Non deve essere servito molto, quindi, allo staff dei consiglieri di Palazzo Chigi per convincere Matteo Renzi che era necessario cambiare spartito e archiviare le scelte, per la verità tutte imputabili alla ministra Marianna Madia e ai giochini di potere interni al Pd romano, inadeguate rispetto ai bisogni riformisti dell’Italia.

L’Agid, l’Agenzia per l’Italia digitale, figlia di troppe trasformazioni del recente passato e ferma a parole d’ordine stereotipate, uscirà di scena. Sarà rottamata dal Premier rottamatore che riporterà gran parte delle sue competenze, alcune residuali saranno riassegnate ad altre entità pubbliche, all’interno di una nuova struttura operativa alle sue dirette dipendenze e che sarà affidata a un supermanager di mercato, meglio se ha anche lavorato all’estero con qualche colosso tecnologico internazionale, in fase di selezione. A lui sarà affidata la trasformazione tecnologica della pubblica amministrazione e non solo.
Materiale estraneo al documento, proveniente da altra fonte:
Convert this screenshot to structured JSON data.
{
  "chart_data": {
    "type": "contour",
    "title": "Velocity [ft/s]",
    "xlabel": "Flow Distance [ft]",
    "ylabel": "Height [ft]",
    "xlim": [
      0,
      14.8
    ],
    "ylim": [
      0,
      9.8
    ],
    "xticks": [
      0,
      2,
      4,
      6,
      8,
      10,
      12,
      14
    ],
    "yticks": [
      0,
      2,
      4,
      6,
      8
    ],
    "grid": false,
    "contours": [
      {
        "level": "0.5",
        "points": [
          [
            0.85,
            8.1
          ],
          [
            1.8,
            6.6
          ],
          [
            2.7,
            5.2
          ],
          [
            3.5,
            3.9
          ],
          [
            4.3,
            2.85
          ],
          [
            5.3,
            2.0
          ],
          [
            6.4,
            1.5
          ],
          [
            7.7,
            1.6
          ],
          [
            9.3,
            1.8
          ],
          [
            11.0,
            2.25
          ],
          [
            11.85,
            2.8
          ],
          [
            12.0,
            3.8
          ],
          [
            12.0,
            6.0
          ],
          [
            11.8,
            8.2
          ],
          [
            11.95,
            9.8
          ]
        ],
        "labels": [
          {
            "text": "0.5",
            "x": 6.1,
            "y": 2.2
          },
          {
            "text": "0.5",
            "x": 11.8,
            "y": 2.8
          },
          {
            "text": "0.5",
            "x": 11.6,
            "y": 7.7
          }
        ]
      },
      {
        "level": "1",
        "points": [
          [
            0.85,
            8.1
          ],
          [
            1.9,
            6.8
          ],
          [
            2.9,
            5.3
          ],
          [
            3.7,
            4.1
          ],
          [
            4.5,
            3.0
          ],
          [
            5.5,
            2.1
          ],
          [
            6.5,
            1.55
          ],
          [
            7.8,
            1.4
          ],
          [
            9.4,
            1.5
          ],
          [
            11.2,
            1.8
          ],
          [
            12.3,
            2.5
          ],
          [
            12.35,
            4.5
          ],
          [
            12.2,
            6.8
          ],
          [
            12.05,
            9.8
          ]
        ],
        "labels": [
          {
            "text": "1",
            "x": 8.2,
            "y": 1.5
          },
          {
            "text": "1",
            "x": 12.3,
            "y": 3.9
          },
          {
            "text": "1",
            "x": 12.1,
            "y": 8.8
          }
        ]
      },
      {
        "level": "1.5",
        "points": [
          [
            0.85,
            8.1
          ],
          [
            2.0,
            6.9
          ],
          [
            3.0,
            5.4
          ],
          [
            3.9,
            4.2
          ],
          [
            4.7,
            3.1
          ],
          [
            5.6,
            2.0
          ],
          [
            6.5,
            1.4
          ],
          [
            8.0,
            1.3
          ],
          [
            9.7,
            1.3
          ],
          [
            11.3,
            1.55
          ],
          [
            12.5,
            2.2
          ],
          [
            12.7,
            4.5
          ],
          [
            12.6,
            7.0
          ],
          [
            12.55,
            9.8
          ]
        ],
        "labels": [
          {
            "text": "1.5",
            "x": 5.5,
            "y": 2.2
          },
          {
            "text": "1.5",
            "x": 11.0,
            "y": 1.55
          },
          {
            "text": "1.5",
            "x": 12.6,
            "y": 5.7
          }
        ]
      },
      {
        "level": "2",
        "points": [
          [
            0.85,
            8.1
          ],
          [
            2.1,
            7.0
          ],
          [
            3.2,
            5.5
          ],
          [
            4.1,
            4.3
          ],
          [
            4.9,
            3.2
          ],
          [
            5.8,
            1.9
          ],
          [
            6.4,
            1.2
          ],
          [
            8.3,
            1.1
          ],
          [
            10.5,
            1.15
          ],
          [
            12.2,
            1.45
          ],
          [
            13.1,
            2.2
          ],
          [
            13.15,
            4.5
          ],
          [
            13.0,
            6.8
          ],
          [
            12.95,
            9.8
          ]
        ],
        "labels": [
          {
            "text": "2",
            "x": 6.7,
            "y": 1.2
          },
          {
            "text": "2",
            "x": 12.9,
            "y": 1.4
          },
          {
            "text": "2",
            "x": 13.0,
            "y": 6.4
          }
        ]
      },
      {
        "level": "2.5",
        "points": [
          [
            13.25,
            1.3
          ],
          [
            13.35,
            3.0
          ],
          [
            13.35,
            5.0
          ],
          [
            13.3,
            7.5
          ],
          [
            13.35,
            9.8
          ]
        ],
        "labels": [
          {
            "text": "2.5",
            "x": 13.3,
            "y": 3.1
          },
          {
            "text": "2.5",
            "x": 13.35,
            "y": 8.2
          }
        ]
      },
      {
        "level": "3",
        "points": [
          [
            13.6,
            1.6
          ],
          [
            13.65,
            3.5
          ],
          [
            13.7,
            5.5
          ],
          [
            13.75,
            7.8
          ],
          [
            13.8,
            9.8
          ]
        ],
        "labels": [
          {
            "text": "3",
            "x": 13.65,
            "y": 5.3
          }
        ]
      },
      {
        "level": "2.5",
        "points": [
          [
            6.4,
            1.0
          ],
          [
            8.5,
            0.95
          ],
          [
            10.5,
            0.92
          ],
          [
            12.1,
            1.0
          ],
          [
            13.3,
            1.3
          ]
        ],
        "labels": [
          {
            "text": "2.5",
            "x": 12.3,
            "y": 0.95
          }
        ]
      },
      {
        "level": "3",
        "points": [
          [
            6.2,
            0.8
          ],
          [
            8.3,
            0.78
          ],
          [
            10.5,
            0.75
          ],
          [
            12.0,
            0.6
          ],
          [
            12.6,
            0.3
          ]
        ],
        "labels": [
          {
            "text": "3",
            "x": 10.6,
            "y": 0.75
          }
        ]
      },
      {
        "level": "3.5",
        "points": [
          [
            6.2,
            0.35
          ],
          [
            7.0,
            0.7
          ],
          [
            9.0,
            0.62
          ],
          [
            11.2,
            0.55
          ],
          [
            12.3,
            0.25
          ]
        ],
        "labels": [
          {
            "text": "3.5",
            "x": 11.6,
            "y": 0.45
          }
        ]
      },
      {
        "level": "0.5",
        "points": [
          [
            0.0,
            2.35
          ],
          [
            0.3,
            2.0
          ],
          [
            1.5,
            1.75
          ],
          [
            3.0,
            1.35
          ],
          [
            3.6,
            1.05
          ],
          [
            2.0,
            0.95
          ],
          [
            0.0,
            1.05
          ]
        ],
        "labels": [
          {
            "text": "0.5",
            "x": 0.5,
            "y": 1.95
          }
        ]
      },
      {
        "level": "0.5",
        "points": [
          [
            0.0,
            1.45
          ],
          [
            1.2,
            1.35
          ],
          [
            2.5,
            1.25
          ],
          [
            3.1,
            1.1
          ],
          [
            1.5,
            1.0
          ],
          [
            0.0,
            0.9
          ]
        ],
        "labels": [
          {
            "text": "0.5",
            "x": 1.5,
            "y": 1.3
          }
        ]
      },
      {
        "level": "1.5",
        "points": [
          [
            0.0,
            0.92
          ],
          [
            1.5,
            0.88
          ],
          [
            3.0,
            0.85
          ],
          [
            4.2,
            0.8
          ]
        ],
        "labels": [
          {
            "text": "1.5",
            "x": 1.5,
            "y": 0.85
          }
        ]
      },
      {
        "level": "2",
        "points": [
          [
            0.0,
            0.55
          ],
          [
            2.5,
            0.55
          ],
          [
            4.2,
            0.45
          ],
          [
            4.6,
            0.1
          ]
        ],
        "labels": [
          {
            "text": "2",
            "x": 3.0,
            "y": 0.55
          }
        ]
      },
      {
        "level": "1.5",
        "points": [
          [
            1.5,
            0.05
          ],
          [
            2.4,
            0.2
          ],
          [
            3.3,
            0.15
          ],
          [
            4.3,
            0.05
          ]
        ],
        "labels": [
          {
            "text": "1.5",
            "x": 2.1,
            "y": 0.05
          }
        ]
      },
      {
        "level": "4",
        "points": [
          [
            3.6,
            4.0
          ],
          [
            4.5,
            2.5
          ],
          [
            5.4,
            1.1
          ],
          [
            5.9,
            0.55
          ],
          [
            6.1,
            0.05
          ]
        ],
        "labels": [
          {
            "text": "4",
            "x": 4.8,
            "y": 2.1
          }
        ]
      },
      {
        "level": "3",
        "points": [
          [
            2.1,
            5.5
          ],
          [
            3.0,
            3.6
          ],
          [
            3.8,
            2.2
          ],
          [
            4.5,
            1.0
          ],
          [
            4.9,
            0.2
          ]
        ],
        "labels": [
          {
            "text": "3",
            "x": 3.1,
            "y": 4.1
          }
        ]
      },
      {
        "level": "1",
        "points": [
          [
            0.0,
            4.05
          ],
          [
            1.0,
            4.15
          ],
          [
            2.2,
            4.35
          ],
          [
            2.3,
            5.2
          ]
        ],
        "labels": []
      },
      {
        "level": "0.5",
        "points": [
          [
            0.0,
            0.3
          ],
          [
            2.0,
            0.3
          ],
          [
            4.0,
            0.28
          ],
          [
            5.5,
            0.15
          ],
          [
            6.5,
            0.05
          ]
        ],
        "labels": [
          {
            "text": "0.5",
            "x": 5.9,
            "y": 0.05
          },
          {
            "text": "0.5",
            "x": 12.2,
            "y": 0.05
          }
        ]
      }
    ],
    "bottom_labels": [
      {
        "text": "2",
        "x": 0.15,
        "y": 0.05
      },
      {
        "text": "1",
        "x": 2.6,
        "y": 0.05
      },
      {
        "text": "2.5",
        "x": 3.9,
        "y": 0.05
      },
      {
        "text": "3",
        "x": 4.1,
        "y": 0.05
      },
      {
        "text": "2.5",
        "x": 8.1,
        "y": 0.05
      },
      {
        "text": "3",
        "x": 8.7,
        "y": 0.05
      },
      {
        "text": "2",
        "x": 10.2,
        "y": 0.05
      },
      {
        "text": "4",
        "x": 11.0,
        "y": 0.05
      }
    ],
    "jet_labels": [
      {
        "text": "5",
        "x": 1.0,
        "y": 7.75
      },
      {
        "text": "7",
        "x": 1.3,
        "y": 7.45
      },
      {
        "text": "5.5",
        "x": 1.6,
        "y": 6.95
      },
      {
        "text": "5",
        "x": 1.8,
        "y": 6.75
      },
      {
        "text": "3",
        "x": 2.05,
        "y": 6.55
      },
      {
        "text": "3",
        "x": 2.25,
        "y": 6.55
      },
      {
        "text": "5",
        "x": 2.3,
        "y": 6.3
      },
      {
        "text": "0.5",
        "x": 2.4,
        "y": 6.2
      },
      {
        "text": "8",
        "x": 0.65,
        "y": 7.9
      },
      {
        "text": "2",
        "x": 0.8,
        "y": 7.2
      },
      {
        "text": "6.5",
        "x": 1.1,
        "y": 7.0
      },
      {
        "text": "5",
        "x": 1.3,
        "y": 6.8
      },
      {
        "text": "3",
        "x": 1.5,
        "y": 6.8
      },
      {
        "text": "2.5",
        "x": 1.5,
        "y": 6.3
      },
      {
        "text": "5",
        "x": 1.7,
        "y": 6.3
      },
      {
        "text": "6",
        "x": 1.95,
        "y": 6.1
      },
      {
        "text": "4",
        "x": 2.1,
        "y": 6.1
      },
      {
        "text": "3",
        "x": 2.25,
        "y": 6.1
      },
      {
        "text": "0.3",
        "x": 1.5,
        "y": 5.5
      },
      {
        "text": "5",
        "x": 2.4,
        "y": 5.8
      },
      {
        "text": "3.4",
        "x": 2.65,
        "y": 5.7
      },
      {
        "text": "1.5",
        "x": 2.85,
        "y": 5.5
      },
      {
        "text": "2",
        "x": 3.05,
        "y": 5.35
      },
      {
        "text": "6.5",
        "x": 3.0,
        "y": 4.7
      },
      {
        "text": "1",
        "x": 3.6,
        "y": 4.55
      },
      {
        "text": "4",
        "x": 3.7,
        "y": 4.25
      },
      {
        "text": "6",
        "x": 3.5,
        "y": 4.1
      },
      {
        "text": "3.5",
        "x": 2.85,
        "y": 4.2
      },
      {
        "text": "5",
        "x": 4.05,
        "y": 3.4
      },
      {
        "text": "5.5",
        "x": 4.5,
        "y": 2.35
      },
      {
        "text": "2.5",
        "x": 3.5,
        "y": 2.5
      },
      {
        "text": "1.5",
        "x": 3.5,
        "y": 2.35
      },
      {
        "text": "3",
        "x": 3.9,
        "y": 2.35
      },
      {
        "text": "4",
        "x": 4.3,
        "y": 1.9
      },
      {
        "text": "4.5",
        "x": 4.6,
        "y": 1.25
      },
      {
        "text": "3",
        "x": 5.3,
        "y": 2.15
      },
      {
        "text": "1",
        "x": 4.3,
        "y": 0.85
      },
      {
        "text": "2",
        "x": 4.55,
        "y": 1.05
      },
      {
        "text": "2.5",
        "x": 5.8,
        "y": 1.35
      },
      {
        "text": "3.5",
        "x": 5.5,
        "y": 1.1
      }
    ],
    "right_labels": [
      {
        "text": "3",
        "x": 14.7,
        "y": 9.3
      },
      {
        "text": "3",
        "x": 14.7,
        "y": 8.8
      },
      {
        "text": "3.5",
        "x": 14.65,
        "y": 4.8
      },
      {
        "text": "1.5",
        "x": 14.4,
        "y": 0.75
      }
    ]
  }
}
Finalmente l’Italia avrà una politica Ict degna della dimensione della sua economia e compiutamente in grado di agire da moltiplicatore dello sviluppo economico, migliorando la produttività complessiva del sistema, e da abilitatore della trasformazione culturale italica.

L’Italia deve assorbire nel suo dna sociale la consapevolezza che l’innovazione tecnologica è un bene comune capace di creare esternalità positive e nuove opportunità collettive. Per riuscirci è importante che l’esempio venga in primis dall’alto. Ecco perché la rottamazione dell’Agid è cosa buona e giusta.